Member of the Departmental Council of Mayotte
- Incumbent
- Assumed office 2011
- Constituency: M'Tsangamouji (2011—2015) Tsingoni (2015—present)

Personal details
- Born: 11 July 1973 (age 52) Mamoudzou, Mayotte
- Political party: The Republicans

= Ben Issa Ousseni =

French politician

Ben Issa Ousseni (born 11 July 1973) is a French politician who has been the 7th President of the Departmental Council of Mayotte since 2021, and a member of the council since 2011. He is a member of The Republicans.

==Early life and education==
Ben Issa Ousseni was born in Mamoudzou, Mayotte, on 11 July 1973. He graduated from a university technical institute after attending finance and accounting courses from 1995 to 1997.

==Career==
Ousseni worked as an accountant for CEMEA de Picardie from 2001 to 2005. In the Departmental Council of Mayotte he was an administrative and financial officer.

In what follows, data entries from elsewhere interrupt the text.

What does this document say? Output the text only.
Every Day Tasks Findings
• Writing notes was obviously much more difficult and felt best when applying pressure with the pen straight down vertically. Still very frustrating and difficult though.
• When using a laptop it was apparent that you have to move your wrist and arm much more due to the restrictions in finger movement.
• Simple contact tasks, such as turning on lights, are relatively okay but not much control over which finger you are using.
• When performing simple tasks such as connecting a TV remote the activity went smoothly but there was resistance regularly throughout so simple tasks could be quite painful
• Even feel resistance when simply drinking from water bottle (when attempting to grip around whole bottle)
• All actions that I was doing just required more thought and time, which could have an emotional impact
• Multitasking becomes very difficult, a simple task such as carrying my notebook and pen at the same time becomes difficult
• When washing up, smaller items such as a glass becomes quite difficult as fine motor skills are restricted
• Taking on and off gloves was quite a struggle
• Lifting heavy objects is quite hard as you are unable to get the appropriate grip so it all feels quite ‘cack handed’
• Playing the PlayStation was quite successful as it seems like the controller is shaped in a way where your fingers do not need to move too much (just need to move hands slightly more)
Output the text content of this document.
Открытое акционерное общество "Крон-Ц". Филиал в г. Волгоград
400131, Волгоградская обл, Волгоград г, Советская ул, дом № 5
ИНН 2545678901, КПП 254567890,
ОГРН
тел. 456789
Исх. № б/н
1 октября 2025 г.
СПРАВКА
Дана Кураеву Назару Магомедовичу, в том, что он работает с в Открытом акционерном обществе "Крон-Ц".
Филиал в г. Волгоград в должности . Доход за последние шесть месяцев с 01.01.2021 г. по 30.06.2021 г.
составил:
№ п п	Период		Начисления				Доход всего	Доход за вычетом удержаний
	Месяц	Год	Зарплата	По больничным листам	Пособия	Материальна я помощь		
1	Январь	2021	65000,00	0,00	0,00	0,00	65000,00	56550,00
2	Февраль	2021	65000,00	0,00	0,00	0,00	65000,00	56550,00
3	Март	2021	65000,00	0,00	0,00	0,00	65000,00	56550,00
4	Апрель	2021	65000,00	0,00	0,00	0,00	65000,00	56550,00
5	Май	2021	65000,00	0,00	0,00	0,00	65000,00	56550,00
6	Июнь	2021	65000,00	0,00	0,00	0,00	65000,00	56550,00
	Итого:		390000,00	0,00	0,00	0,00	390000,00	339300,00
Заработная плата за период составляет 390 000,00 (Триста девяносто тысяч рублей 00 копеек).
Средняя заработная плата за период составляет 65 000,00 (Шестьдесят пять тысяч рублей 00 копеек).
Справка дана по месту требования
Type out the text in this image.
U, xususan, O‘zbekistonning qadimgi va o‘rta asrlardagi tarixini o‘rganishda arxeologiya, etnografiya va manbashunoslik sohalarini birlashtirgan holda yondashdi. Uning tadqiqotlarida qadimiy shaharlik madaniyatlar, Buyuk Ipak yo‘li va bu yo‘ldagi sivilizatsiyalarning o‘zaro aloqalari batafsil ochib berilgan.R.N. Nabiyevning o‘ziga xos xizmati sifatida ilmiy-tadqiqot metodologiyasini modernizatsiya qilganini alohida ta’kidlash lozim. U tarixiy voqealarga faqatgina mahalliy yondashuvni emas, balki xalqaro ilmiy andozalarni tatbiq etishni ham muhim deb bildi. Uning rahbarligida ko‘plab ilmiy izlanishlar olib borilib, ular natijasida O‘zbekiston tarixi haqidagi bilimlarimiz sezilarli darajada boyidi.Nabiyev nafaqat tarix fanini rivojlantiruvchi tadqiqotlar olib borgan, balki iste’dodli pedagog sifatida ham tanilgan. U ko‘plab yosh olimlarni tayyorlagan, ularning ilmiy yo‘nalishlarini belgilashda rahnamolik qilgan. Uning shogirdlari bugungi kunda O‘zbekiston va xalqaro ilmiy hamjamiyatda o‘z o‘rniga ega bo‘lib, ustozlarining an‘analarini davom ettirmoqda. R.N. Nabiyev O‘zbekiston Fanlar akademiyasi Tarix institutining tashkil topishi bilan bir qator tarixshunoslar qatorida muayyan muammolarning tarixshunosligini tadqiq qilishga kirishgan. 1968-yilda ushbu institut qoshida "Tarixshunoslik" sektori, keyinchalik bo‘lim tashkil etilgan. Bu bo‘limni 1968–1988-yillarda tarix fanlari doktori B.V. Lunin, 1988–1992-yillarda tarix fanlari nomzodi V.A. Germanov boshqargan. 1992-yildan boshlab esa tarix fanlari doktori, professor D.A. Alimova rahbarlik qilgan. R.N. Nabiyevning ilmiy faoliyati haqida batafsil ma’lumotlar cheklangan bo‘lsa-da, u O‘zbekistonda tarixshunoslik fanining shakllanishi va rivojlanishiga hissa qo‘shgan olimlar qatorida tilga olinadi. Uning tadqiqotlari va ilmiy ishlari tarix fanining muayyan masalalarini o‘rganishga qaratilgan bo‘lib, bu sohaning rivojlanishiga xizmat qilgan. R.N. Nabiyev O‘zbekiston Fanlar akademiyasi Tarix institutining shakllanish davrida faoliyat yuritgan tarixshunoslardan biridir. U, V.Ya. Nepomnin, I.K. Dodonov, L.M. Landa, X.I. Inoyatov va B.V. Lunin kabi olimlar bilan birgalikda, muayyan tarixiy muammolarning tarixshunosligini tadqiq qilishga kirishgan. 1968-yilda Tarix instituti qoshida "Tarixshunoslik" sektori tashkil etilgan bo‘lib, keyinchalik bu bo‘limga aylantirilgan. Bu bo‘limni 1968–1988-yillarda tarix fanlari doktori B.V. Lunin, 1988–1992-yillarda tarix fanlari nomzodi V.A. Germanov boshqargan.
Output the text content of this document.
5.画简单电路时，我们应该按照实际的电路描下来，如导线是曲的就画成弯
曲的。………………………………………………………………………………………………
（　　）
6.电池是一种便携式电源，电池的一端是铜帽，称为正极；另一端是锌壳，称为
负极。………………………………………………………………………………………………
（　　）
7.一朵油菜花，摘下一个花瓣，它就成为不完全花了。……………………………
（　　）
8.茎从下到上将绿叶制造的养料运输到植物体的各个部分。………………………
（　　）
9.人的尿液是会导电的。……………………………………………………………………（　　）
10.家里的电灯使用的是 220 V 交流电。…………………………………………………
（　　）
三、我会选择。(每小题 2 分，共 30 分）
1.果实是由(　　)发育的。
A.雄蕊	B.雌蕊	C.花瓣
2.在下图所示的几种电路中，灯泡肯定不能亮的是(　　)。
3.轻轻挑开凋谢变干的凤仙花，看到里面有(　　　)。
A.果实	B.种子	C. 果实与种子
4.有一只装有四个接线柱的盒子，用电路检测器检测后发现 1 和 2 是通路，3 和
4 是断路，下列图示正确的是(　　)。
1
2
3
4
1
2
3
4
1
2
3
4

In 2011, Ousseni was elected to the council representing M'Tsangamouji, and was elected to represent Tsingoni in 2015 and 2021. On 1 July 2021, he defeated Maynounati Ahamadi Moussa by a vote of 14 to 12 to become the 7th president of the council. He was chair of the Mayotte Development and Innovation Agency and is a member of The Republicans.

Ousseni requested Prime Minister François Bayrou to declare a state of emergency after Mayotte was hit by Cyclone Chido.

==Political positions==
Ousseni supports increasing the percentage of land allotted to forests and preserved natural areas to 20%.

In 2024, Ousseni launched an infrastructure programme to prepare for the 2036 Island Games. This programme included the construction of an arena in Ouangani, a dojo and Olympic-sized pool in Koungou, and new gymnasiums, football stadium, and an athletics track. Interurban lines to connect Mamoudzou with the northern and southern parts of the island are planned.

Construction of a second prison to handle Congolese migrants is planned by Ousseni.